Starbucks barista rebels against making Unicorn Frappuccinos all day

Most people like a little variety in the workday. We’ve all had the moment when repetitive work tasks threaten to drive us out of our minds, whether it’s inputting information into spreadsheets or….making elaborate multicolored sugary drinks.

That was Braden Burson’s day. The barista had it with the high demand for the limited-edition Starbucks Unicorn Frappuccino, which ignited a a social media frenzy. As crowds of people kept flocking to the rainbow drink, Burson tweeted a video rant so energetic, so scathing, that it quickly went nearly as viral as the drink.

Then he deleted it.

Then he reposted it.

“Please don’t get it! I have never made so many Frappuccinos in my entire life. My hands are completely sticky. I have unicorn crap all in my hair and on my nose. I have never been so stressed out in my entire life,” Burson said.

And he wasn’t alone.

Managing the Unicorn Frappuccino rush is a tough job

It’s easy to see why the drink struck such a chord; its visual appeal makes it perfect for social media and it doesn’t hurt that the lively marketing copy evokes fairy tales: “the flavor-changing, color-changing, totally not-made-up Unicorn Frappuccino. Magical flavors start off sweet and fruity transforming to pleasantly sour. Swirl it to reveal a color-changing spectacle of purple and pink. It’s finished with whipped cream-sprinkled pink and blue fairy powders.”

The unicorn-themed drink is Starbucks’ entry into the multicolored novelty food trend. Rainbow bagels, unicorn toast and mermaid toast are the most popular manifestations — as well as rainbow bowls that are popular on Instagram didn’t start yesterday. The Washington Post reported in 2016 that “self-proclaimed ‘world premier bagel artist’” Scot Rossillo has been making the rainbow bagel “for almost two decades.”

Luckily for Burson, customers can only grab one until April 23— but if you want a taste, you’d better hurry because it’s only available “while supplies last” in certain stores.

Starbucks said in a statement that it’s getting in contact with Burson “to talk about his experience and how to make it better,” according to ABC.

What to do when you’re frustrated with work

We’ve all had workdays that make us want to disappear, but if you find yourself in a tough situation in the office soon, you have options that stop short of creating viral video.

Don’t vent

Having social media evidence of your work anger is never positive, which is probably why Burson deleted his tweet. (Then, strangely, reposted).

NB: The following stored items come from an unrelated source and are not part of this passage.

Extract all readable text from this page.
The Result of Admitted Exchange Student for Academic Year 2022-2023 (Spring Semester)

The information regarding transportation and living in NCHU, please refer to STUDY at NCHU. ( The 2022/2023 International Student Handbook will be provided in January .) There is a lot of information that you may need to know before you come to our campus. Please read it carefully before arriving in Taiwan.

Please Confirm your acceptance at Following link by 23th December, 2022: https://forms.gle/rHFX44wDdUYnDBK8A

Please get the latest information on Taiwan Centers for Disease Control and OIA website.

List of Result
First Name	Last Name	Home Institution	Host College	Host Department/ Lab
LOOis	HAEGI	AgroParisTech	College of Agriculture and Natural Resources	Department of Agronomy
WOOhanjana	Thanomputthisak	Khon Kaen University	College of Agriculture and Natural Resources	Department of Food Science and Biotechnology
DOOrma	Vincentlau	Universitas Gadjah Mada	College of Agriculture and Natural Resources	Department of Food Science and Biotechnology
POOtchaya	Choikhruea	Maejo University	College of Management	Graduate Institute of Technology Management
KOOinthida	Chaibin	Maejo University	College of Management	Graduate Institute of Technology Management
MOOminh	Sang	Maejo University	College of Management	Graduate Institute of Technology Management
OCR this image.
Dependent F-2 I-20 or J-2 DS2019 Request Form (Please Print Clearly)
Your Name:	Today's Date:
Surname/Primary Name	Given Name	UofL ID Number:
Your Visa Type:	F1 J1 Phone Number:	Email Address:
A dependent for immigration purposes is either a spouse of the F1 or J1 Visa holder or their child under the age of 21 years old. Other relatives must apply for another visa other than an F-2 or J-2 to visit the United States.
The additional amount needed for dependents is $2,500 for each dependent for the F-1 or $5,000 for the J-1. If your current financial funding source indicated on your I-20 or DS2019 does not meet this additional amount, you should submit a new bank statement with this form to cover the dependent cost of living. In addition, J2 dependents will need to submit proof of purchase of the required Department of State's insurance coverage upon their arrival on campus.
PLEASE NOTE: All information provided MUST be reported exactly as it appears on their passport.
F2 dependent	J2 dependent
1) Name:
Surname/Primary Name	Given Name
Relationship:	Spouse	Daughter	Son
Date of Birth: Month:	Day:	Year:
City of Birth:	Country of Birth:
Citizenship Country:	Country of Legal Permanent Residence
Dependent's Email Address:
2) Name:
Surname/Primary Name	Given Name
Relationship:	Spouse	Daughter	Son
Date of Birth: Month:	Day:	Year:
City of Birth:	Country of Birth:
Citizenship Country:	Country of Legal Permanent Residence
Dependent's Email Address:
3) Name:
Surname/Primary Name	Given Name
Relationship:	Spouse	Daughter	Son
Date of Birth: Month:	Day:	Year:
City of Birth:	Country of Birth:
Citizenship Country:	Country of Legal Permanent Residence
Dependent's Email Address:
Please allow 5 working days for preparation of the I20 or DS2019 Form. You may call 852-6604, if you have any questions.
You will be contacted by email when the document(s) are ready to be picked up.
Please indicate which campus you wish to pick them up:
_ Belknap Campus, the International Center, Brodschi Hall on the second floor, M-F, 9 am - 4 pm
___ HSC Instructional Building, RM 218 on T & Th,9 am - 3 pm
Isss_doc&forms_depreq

Rather than deleting, ranting on camera in the first place is inadvisable. Believe it or not, complaining when something goes wrong could actually worsen your mood.

The study referenced in the article from the European Journal of Work and Organizational Psychology said that “the results of this research provided evidence that negative work events can impede daily work engagement and positive affect.”

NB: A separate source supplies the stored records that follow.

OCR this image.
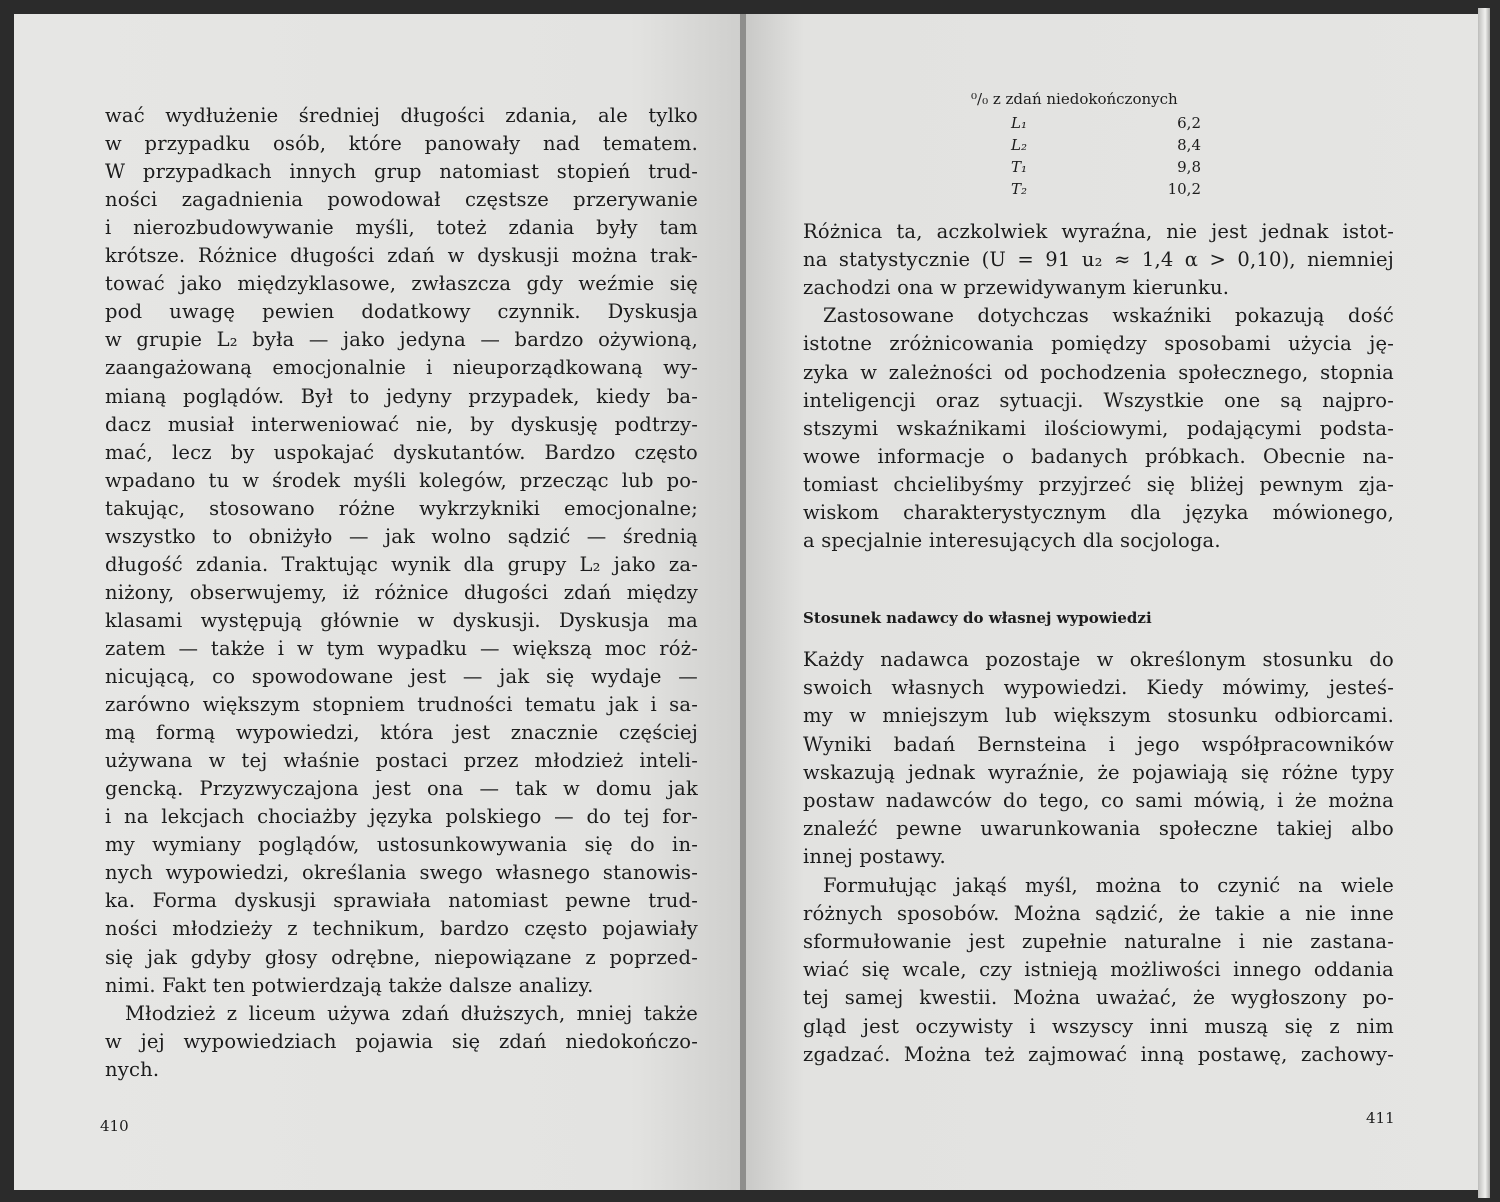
wać wydłużenie średniej długości zdania, ale tylko
w przypadku osób, które panowały nad tematem.
W przypadkach innych grup natomiast stopień trud-
ności zagadnienia powodował częstsze przerywanie
i nierozbudowywanie myśli, toteż zdania były tam
krótsze. Różnice długości zdań w dyskusji można trak-
tować jako międzyklasowe, zwłaszcza gdy weźmie się
pod uwagę pewien dodatkowy czynnik. Dyskusja
w grupie L₂ była — jako jedyna — bardzo ożywioną,
zaangażowaną emocjonalnie i nieuporządkowaną wy-
mianą poglądów. Był to jedyny przypadek, kiedy ba-
dacz musiał interweniować nie, by dyskusję podtrzy-
mać, lecz by uspokajać dyskutantów. Bardzo często
wpadano tu w środek myśli kolegów, przecząc lub po-
takując, stosowano różne wykrzykniki emocjonalne;
wszystko to obniżyło — jak wolno sądzić — średnią
długość zdania. Traktując wynik dla grupy L₂ jako za-
niżony, obserwujemy, iż różnice długości zdań między
klasami występują głównie w dyskusji. Dyskusja ma
zatem — także i w tym wypadku — większą moc róż-
nicującą, co spowodowane jest — jak się wydaje —
zarówno większym stopniem trudności tematu jak i sa-
mą formą wypowiedzi, która jest znacznie częściej
używana w tej właśnie postaci przez młodzież inteli-
gencką. Przyzwyczajona jest ona — tak w domu jak
i na lekcjach chociażby języka polskiego — do tej for-
my wymiany poglądów, ustosunkowywania się do in-
nych wypowiedzi, określania swego własnego stanowis-
ka. Forma dyskusji sprawiała natomiast pewne trud-
ności młodzieży z technikum, bardzo często pojawiały
się jak gdyby głosy odrębne, niepowiązane z poprzed-
nimi. Fakt ten potwierdzają także dalsze analizy.
Młodzież z liceum używa zdań dłuższych, mniej także
w jej wypowiedziach pojawia się zdań niedokończo-
nych.
410
⁰/₀ z zdań niedokończonych
L₁	6,2
L₂	8,4
T₁	9,8
T₂	10,2
Różnica ta, aczkolwiek wyraźna, nie jest jednak istot-
na statystycznie (U = 91 u₂ ≈ 1,4 α > 0,10), niemniej
zachodzi ona w przewidywanym kierunku.
Zastosowane dotychczas wskaźniki pokazują dość
istotne zróżnicowania pomiędzy sposobami użycia ję-
zyka w zależności od pochodzenia społecznego, stopnia
inteligencji oraz sytuacji. Wszystkie one są najpro-
stszymi wskaźnikami ilościowymi, podającymi podsta-
wowe informacje o badanych próbkach. Obecnie na-
tomiast chcielibyśmy przyjrzeć się bliżej pewnym zja-
wiskom charakterystycznym dla języka mówionego,
a specjalnie interesujących dla socjologa.
Stosunek nadawcy do własnej wypowiedzi
Każdy nadawca pozostaje w określonym stosunku do
swoich własnych wypowiedzi. Kiedy mówimy, jesteś-
my w mniejszym lub większym stosunku odbiorcami.
Wyniki badań Bernsteina i jego współpracowników
wskazują jednak wyraźnie, że pojawiają się różne typy
postaw nadawców do tego, co sami mówią, i że można
znaleźć pewne uwarunkowania społeczne takiej albo
innej postawy.
Formułując jakąś myśl, można to czynić na wiele
różnych sposobów. Można sądzić, że takie a nie inne
sformułowanie jest zupełnie naturalne i nie zastana-
wiać się wcale, czy istnieją możliwości innego oddania
tej samej kwestii. Można uważać, że wygłoszony po-
gląd jest oczywisty i wszyscy inni muszą się z nim
zgadzać. Można też zajmować inną postawę, zachowy-
411
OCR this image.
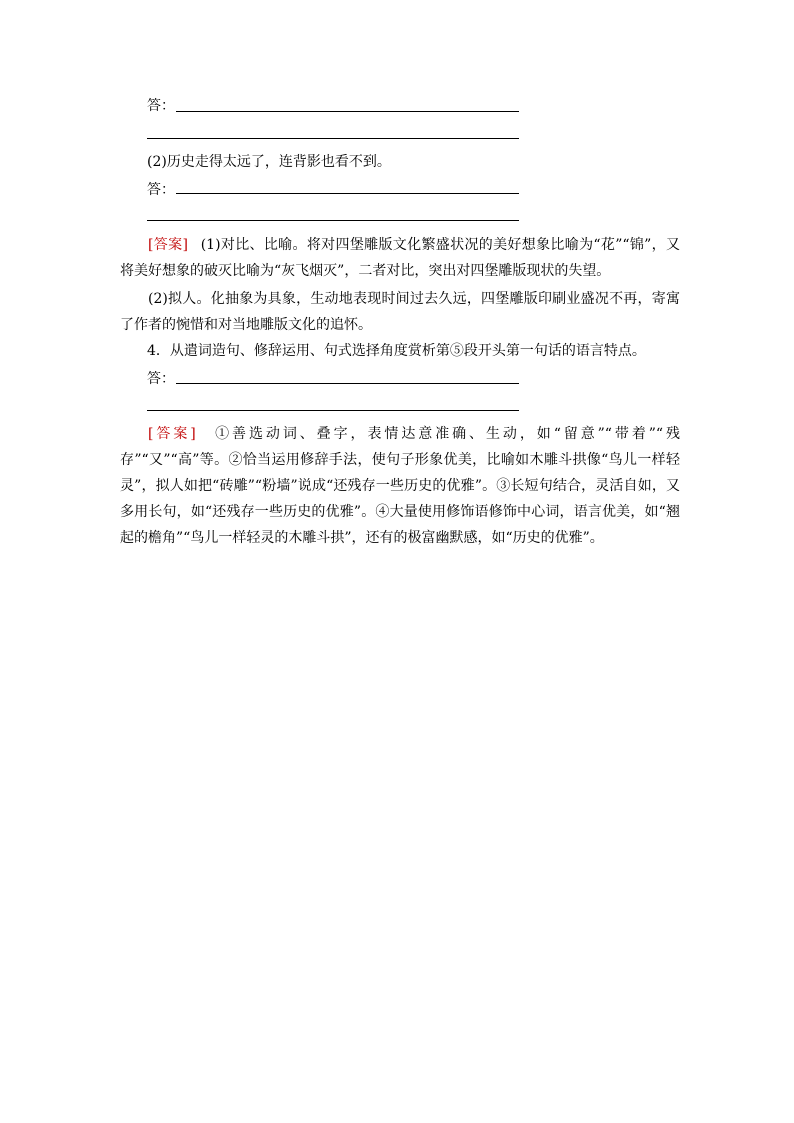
答：
(2)历史走得太远了，连背影也看不到。
答：
[答案] (1)对比、比喻。将对四堡雕版文化繁盛状况的美好想象比喻为“花”“锦”，又将美好想象的破灭比喻为“灰飞烟灭”，二者对比，突出对四堡雕版现状的失望。
(2)拟人。化抽象为具象，生动地表现时间过去久远，四堡雕版印刷业盛况不再，寄寓了作者的惋惜和对当地雕版文化的追怀。
4．从遣词造句、修辞运用、句式选择角度赏析第⑤段开头第一句话的语言特点。
答：
[答案] ①善选动词、叠字，表情达意准确、生动，如“留意”“带着”“残存”“又”“高”等。②恰当运用修辞手法，使句子形象优美，比喻如木雕斗拱像“鸟儿一样轻灵”，拟人如把“砖雕”“粉墙”说成“还残存一些历史的优雅”。③长短句结合，灵活自如，又多用长句，如“还残存一些历史的优雅”。④大量使用修饰语修饰中心词，语言优美，如“翘起的檐角”“鸟儿一样轻灵的木雕斗拱”，还有的极富幽默感，如“历史的优雅”。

So you might want to avoid going off on a bad day— your performance and mood could suffer.

Focus on what you can control

Alison Green’s article for U.S. News & World Report points some out, like “distractions— electronic or otherwise,” “sleep,” “complaining,” “who you associate yourself with at work” and “your approach to work.”

But for everything that’s not in your power, like your manager’s mood, consider doing your best to keep your spirits up by adjusting accordingly when challenging tasks come your way, or when someone says something that throws you off.

Talk to your manager to see if you can improve your workload

Alert your boss if the amount of work you have to get done is so overwhelming that you find it hard to focus or prioritize assignments.

We know; that sounds hard. Productivity expert Julie Morgenstern told the Harvard Business Review about two reasons why this isn’t always easy.

“In the bottom of your belly is this feeling that if you can’t handle the work, there’s someone else who can; you feel dispensable,” she said.  The other reason is because “the natural tendency is to think, ‘I am not working hard enough, smart enough, or efficiently enough. I should be able to handle this.’ So you suffer in silence,” Morgenstern told the Harvard Business Review.

But you don’t have to.

Morgenstern added why doing this could be in your favor. “Bosses want their employees to speak up if there is anything that’s keeping them from performing at peak levels,” she told the Harvard Business Review.

You have the power to turn things around when things don’t go your way in the office, though. And getting a little slack it may even make you better at your job.